Designed explicitly for relocating and transferring employees, the relocation mortgage (relo) is a form of alternative mortgage product. Corporations take advantage of these loans included in the signing or employment package for upper-level employees. Relo mortgages make the moving process more comfortable and economical.
Understanding Relocation Mortgages
Relocation mortgages often involve financial contributions by the employer as part of the package. These contributions can include subsidies to cover closing costs, interest rate buy-downs, and below-market interest rates.
The lender may provide a passionate staff of home loan consultants trained to address the requirements of transferring employees that are buying or selling a home. This can result in faster and cheaper loan processing.

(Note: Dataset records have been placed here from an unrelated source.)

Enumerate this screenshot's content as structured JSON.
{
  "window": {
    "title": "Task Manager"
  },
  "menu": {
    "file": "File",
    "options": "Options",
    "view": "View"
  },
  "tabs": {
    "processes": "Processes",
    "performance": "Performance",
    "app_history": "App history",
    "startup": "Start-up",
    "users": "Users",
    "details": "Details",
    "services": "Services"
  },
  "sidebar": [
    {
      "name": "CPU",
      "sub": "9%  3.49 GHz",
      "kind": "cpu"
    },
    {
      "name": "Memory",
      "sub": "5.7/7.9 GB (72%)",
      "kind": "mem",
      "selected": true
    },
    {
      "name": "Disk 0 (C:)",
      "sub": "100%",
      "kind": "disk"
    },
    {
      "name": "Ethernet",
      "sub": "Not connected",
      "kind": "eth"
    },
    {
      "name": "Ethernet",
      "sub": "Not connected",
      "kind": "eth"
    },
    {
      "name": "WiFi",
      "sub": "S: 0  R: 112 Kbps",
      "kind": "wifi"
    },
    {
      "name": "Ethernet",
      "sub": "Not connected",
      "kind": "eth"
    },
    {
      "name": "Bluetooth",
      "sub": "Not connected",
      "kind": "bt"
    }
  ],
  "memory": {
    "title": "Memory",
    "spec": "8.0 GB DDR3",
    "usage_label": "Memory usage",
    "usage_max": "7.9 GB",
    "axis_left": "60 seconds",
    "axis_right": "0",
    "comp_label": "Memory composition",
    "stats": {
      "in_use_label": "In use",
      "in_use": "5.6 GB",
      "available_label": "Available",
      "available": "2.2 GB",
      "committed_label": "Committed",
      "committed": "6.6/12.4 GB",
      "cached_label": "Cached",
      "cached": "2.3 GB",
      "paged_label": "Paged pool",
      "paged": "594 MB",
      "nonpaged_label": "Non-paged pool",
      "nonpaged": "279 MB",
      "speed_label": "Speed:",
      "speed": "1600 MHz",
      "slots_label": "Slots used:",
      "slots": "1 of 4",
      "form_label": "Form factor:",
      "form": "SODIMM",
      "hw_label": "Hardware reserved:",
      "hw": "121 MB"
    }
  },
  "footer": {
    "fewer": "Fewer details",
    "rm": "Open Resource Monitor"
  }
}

Employee Moving with Relocation Mortgages
Some data shows an employee who relocates for their work probably will transfer repeatedly at predictable time intervals, frequently several relocations in five years. An employer is unlikely to help with an employee's relocation unless they anticipate tenure at the newest location of a year or longer. As a result, these buyers might be less likely to refinance early in the life span of the loan.
Also, employer subsidies generally lower the borrower's monthly payment and decrease the borrower's sensitivity to rate-related refinancing during the time of the support, which will be usually early in living of the loan.
If interest rates rise, prepayments tend to remain relatively faster after the very first a couple of years due to the natural cycles of relocation among these borrowers. A decline in interest rates may cause the employer to encourage the employee to refinance the loan through forced refinancing clauses.
For more details check out moving loans.